ME IN CALIFORNIA BRINGING YOU THE LOS ANGELES TIMES

I have several jobs. My morning job is to bring in the newspaper. After Dad takes me on my first walk of the day, I gobble down my breakfast and tear upstairs. You are already having your coffee. I look longingly at you and you remember it’s time to open the front door and let me sniff the air again. I stand on the porch and smell the day. I find the paper wrapped in green plastic. I pick it up with my teeth and you hold the door for me and race me to the kitchen. If I arrive with the paper intact, I get a treat. If it is torn, sometimes I don’t get a treat. You say Good boy!and give me one of my tiny little pretend-bone treats.
My next job is the mail. Sometime before noon, Tim brings the mail. I hear his car and give you my “let me out” look. I wait at the gate. When Tim sees me, I jump as high as I can jump. I am extraordinary. Tim reaches in his mail pouch and finds my special treats. He hands you the mail and gives me a few treats. He loves me and calls me by name. I know how to work it. You pick out one special piece of mail, hand it to me, and we race to the kitchen again. If the mail is intact, I get a treat. If it’s wrinkled, I usually get a treat anyway. That’s because I keep trying to do better.

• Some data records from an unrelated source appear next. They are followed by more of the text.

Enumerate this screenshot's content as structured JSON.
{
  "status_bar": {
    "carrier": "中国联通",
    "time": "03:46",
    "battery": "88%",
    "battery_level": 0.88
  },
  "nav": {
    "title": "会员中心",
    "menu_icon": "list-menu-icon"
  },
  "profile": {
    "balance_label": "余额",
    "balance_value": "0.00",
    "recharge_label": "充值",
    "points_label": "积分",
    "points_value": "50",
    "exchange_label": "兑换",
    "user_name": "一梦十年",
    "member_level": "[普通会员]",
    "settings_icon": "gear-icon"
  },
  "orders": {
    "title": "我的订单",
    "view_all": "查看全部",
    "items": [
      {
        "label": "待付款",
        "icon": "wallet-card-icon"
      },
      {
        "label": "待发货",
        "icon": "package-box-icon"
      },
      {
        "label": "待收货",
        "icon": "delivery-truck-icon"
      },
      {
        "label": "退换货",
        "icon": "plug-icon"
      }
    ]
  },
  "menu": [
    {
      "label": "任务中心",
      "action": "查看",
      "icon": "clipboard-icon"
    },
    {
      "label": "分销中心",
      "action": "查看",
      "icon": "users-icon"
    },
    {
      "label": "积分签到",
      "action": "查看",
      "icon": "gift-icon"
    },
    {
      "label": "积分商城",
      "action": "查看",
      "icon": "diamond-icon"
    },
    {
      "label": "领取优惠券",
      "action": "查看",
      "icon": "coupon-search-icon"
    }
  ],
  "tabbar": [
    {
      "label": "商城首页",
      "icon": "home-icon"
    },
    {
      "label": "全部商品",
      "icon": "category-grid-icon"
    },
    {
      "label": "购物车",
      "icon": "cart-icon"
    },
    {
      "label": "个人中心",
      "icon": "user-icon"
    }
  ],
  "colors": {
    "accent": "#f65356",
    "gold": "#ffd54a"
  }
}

That makes four treats for the day so far, and it’s only morning.
Usually, you and I will go for another long walk during the day. You give me treats if I behave. That does not include skateboards or rollerblades. I cannot behave for them. They turn me into a very bad dog, one I don’t even recognize. I return to my primal state, a dog like my predogcessors and my antedogcents…it’s between me and the wheels. I want them to stop making the terrible noise that hurts my delicate ears. I would kill if I could.
My next job is to remind you to feed me when my dinner alarm goes off. It happens between 1:30 and 3:00 pm. It is a loud empty feeling under my ribs. It moves up to my mouth and I begin to salivate. If you aren’t home, I have to wait, but if you are home, I run to you and sit in front of you and look my best. Instead of a treat, I get dinner.
You need a lot of reminders such as the fact that I’m always up for a walk. If there’s nothing to do, I steal one of your shoes and prance around the house. You offer me a treat when I bring it to you. When nice people come to the house, you pay more attention to them than to me so I steal anything of theirs I can find– gloves, shoes, and scarves. If they put all their belongings in the closet, I take the nicest pillow in our house and prance around with that. I still get a treat if I drop it at your feet. I love this game because I am quick, sneaky and funny and I always get a treat.
Unless we have a therapy team gig, I am free for the day. I roll around, perch on the window seat, listen to you play the piano and patrol the surroundings. I do have to let you know if there are people or dogs approaching. My warnings are a low woof, a loud bark, or a rapid succession of barks, depending on the proximity and familiarity of the interloper. (I don’t think I have to remind you I have a big vocabulary because you already know that.)
Next time, readers, I’ll explain my work as a therapy dog. I have a license and degree. When you read about what I do, you’re going to want my job, but that’s okay with me. There’s room for all of us. People need a lot of therapy.
Advice from Oliver: If you do your job, you might get at least four treats per day. It depends on how smart you are. I am very smart.